BACI’s example, certainly a welcoming one, however brings to the fore serious challenges in effectively enabling the contract labour to exercise their collective bargaining power.
How to unionise workers who are in one factory today and another the next day? How to balance the interests of the much-exploited contract staff under one banner along with permanent employees who enjoy higher salaries and often carry their economic self-interest? These are some questions that need to be tackled.
Is bringing together contract workers within an area-based union a way out?

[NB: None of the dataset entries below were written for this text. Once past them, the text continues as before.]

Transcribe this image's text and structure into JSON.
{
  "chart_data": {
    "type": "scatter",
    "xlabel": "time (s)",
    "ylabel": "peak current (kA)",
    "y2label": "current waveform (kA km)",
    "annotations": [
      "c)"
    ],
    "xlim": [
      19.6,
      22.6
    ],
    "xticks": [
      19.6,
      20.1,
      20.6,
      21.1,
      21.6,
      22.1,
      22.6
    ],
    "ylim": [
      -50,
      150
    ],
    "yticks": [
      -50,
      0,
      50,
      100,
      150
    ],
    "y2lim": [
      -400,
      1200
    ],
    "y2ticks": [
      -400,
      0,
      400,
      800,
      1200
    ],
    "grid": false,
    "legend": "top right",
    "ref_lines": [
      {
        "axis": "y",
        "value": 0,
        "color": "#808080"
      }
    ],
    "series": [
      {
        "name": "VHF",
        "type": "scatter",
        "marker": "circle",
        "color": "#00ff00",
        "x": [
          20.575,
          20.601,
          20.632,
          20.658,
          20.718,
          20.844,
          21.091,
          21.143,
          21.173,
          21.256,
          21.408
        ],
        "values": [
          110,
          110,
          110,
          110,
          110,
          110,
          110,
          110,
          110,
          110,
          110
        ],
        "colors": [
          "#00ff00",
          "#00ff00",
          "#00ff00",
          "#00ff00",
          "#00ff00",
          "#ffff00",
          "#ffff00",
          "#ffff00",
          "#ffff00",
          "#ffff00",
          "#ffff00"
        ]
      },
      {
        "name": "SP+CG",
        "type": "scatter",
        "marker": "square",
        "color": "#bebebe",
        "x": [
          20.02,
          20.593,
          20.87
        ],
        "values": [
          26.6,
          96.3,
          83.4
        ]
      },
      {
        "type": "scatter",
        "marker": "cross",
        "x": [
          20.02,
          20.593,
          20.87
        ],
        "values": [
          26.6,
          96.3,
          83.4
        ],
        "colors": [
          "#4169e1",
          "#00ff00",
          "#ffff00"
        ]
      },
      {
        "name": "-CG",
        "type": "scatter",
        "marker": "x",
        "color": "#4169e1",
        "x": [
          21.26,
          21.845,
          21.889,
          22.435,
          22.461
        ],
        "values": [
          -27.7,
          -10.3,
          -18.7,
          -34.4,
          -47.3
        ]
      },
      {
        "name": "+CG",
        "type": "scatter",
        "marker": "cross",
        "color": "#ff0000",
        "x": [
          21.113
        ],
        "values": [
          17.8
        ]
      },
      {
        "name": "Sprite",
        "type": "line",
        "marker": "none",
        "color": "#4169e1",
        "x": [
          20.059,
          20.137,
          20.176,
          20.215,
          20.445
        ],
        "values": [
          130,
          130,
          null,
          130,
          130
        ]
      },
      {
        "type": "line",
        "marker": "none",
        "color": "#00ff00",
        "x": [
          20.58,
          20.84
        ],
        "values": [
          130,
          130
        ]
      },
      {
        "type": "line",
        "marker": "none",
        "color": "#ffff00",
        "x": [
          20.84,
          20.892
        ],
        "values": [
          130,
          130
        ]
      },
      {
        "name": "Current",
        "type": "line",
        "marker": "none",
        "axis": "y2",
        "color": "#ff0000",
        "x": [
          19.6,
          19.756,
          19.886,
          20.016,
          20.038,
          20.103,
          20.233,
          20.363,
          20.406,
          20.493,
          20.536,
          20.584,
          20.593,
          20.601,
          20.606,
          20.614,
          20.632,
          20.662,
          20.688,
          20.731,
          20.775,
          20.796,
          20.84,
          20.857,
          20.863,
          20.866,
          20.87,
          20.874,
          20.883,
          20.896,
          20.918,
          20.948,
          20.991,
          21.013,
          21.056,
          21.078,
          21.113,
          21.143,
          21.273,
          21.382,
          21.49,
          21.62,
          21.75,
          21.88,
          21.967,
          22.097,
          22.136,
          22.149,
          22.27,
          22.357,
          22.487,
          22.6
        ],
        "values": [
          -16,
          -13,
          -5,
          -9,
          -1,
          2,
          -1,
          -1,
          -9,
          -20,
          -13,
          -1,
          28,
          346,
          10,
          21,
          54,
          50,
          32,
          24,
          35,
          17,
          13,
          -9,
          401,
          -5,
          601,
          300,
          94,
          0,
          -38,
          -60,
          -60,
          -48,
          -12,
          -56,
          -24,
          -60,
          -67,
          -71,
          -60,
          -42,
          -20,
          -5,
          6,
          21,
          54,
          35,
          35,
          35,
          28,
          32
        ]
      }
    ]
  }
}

Anant Vats of Automobile Industry Contract Workers Union (AIAWU), however, feels this is strategy that would have “practical significance”.
“The growing numbers of footloose workers, who are employed on contractual basis, need a body that represents them at a sectoral level. This will ensure that the form in which they are politically organised bears some bargaining power,” which stays independent of the permanent employees, Vats says.
AIAWU has been working on these lines in the past few years and says it has grown its presence considerably in Manesar, along with in other nearby industrial towns such as Bawal in Haryana and Rajasthan’s Neemrana.
Some ‘Lessons’ From Past
Last November, Manesar was shook by an unrest that had successfully left a dent on the spirit of the labour struggles.
Nearly 2,500 contract workers at Honda Motorcycle and Scooter India (HMSI) had occupied the company premises for 18 days, followed by an indefinite protest demonstration at a public ground in the town, which lasted almost four months.
Their demands: reinstatement of around 400 contract workers who were retrenched due “demand fluctuations and production adjustments,” in the company.
Unfortunately, the struggle ended with all the protesting contract workers submitting their resignations as part of a settlement between the contracting agencies and the Trade Union Council – which comprised representations from agitating contract workers, HMSI’s permanent employees union, and central trade unions, namely CITU and AITUC.
This episode, to some extent, highlighted the “tactical weakness” of existing unions in representing contract workers. Singh of CITU admitted this while speaking with Newsclick.
“Yes, the desired results couldn’t have been achieved then. But the economic conditions of the industry also played a role in it,” he said, referring to the economic slowdown that had triggered job-losses and wage cuts across the country.
Going forward, Singh was hopeful that the right “lessons” for the future will be drawn out of this episode among fresh challenges facing the trade union movement after the recent enactment of new corporate-friendly labour laws.